The phase 3 trial randomized 195 CLL/SLL patients to oral ibrutinib at 420 mg once daily and 196 patients to intravenous ofatumumab at an initial dose of 300 mg followed by 2000 mg for 11 doses over 24 weeks.
One hundred thirty-three patients progressed on ofatumumab and crossed over to receive once-daily ibrutinib.
Patient characteristics
In each arm, the median patient age was 67, more than half of patients had an ECOG status of 1, and more than half had advanced-stage disease.
High-risk genetic abnormalities were common, Dr Brown said, with deletion 11q in a third of patients in the ibrutinib arm and 31% in the ofatumumab arm. Another third in each arm had deletion 17p, while 51% in the ibrutinib arm and 46% in the ofatumumab arm had TP53 mutation.
About a quarter of the patients in each arm had complex karyotype, and 73% and 63% in the ibrutinib and ofatumumab arms, respectively, were IGHV-unmutated.
Survival
Ibrutinib significantly extended PFS compared with ofatumumab. At a median follow-up for ibrutinib of 44 months (range, 0.33 – 53), ibrutinib led to an 87% reduction in the risk of progression or death. The 3-year PFS rate was 59% with ibrutinib and 3% with ofatumumab.
Ibrutinib conferred a benefit in PFS across all baseline patient characteristics.
Among ibrutinib-treated patients, the 3-year PFS was 53% for patients with deletion 17p, 66% for those with deletion 11q but not deletion 17p, and 58% for those with neither abnormality.
Dr Brown noted how closely complex karyotype associates with high-risk cytogenetics. Forty-two percent of patients with 17p deletion had a complex karyotype, as did 23% of patients with 11q deletion and 15% of patients with neither 17p nor 11q deletion.
For IGHV-mutation status, Dr Brown said there is no difference in PFS with this degree of follow-up.
In terms of TP53 mutation status, Dr Brown pointed out a trend toward a worse PFS in those patients with the mutation.
“We actually looked by individual p53 mutation versus 17p deletion, versus both, versus neither, in the 2-year follow-up paper and found that p53 with 17p, both abnormalities, did have worse PFS than neither,” she said.

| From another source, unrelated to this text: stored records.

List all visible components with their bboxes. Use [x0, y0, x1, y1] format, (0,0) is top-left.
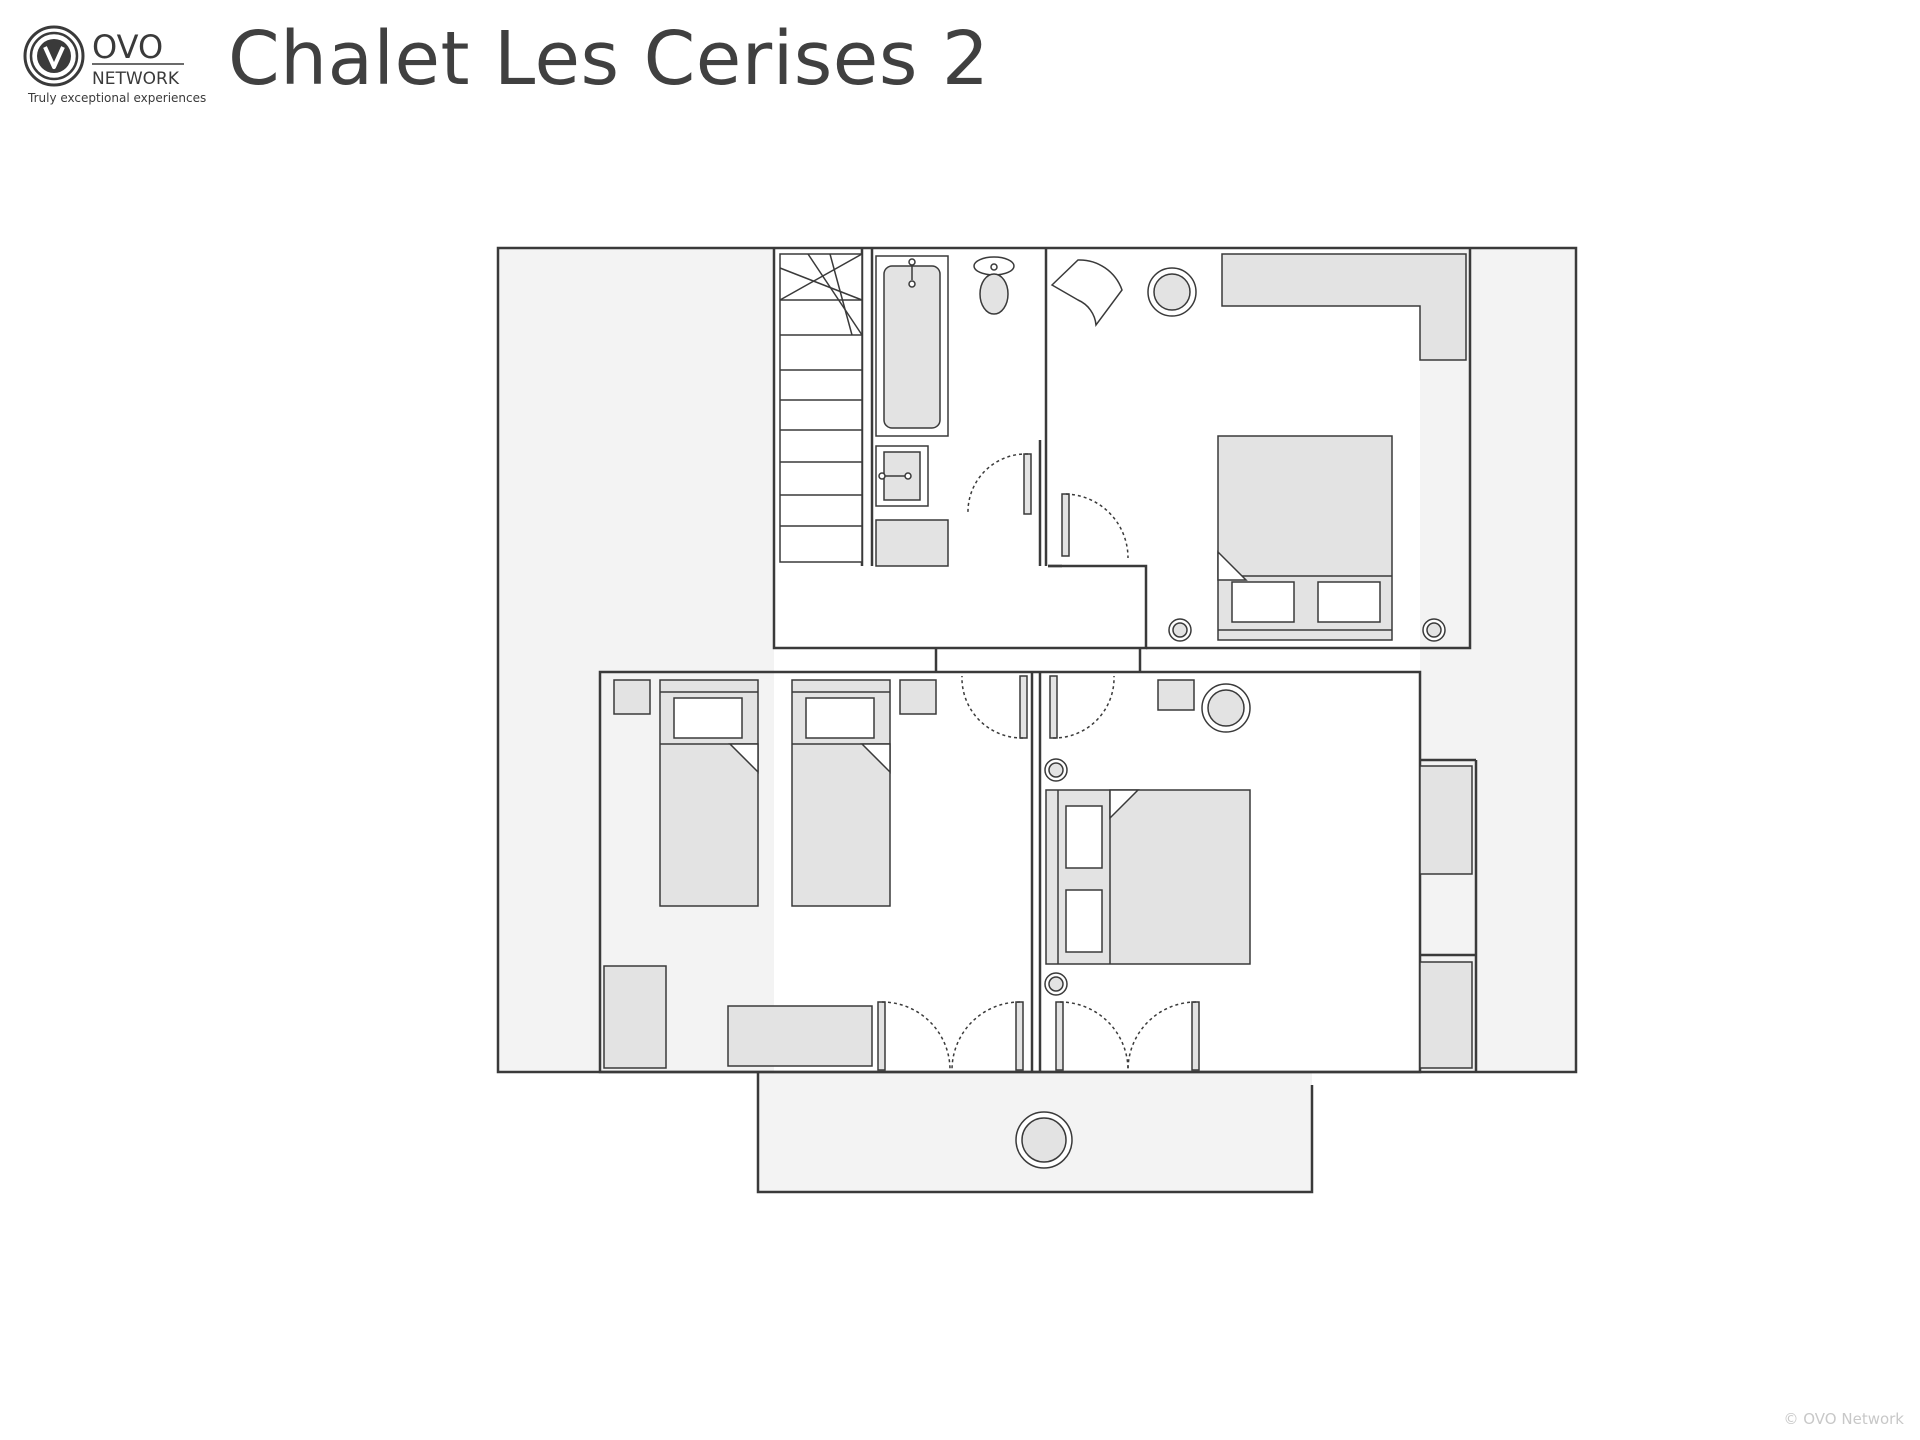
header: OVO NETWORK Truly exceptional experience… — [0, 0, 1920, 130]
bathroom — [875, 255, 1015, 567]
bedroom-twin — [603, 679, 937, 1069]
upper-doors — [967, 453, 1129, 568]
bedroom-upper — [1050, 253, 1467, 642]
logo-brand-bottom: NETWORK — [92, 69, 180, 89]
ovo-network-logo[interactable]: OVO NETWORK Truly exceptional experience… — [22, 22, 206, 112]
staircase — [779, 253, 863, 563]
balcony — [1015, 1111, 1073, 1169]
ovo-v-logo-icon: OVO NETWORK — [23, 25, 184, 89]
page-title: Chalet Les Cerises 2 — [228, 16, 990, 102]
copyright-notice: © OVO Network — [1783, 1410, 1904, 1428]
logo-brand-top: OVO — [92, 28, 163, 66]
logo-tagline: Truly exceptional experiences — [28, 91, 207, 105]
exterior-areas — [498, 248, 1576, 1192]
bedroom-double — [1044, 679, 1473, 1069]
lower-doors — [877, 675, 1200, 1073]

“This may require further follow-up because we do know that most 17p patients also have a p53 mutation, particularly in the relapsed setting.”
As expected, Dr Brown said, those patients with more than 2 prior therapies had a worse PFS compared to patients with 2 or fewer prior therapies.
Multivariate analysis demonstrated that more than 2 prior lines of therapy or an elevated ß2 microglobulin were associated with decreased PFS with ibrutinib.
When the investigators adjusted the overall survival data for cross-over, ibrutinib was projected to continue the overall survival benefit compared with ofatumumab, with a hazard ratio of 0.37.